5. Fixed DOS Get STDIN Status call to handle enhanced keyboard correctly

However, after getting the INSTALL.EXE main selection screen to show, I could not actually change the selection, as the cursor keys did not seem to work! This also needed some more debugging, until I found out that the game uses the DOS INT21 AH=0B GET STDIN STATUS call to check if a key is available. I had support for that call, but looking at that description I realized that I did not handle the enhanced keys properly. I originally emulated the old 83-key cursor keys in DSx86, and only later switched to enhanced 101/102-key DOS keyboard emulation. At that point I did not fix that DOS call to also handle enhanced key codes correctly.
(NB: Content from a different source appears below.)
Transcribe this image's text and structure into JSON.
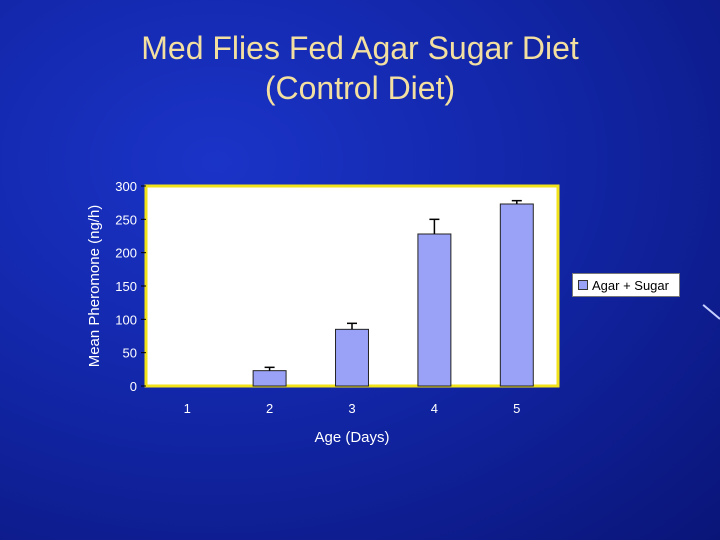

The fix was quite minor, and it made the INSTALL.EXE work properly.

6. Implemented several missing Mode-X opcodes (Aces Over Europe)

Next I tested Aces Over Europe, which had a soft crash when the actual flying should start. There were several VGA Mode-X opcodes that this game uses that have not been used by any other game. It looks like the game actually stores data (like pointers and such) into the VGA graphics memory, and then uses those later when drawing the screen. This is probably some sort of a speed trick, although it actually only slows things down in rpix86 as the graphics memory is slower to handle than normal RAM. In any case, after adding several such new Mode-X opcode handlers the game progressed to the actual flying quite fine.

7. Fixed writing to non-mapped EMS page (bug in Aces Over Europe)

However, after exiting the game back to 4DOS prompt, giving any command in 4DOS caused a soft crash. Obviously something in Aces Over Europe had corrupted memory that belonged to 4DOS.

I used my inbuilt memory watch routine to detect when the 4DOS memory gets corrupt, and noticed that the memory is already corrupt when 4DOS loads the code back from EMS memory. So, I changed the watch address to be inside the physical memory that 4DOS maps into EMS, and then caught the code in Aces Over Europe that writes to this memory. I confirmed in DOSBox that this seems to be a bug in the game, it writes into unmapped EMS memory page. I had been lazy in rpix86 and left unmapped EMS pages to point to the beginning of my EMS memory area, and in this case it meant that the game wrote to memory that belonged to 4DOS.

I did a quick fix to this problem by reserving one EMS page to be the "unmapped" page, so that any game that tries to write to an unmapped page writes safely to this reserved area. This fixed the crash in 4DOS after exiting Aces Over Europe.

Thanks again for your interest in rpix86, let me know of any new bugs you find in this version!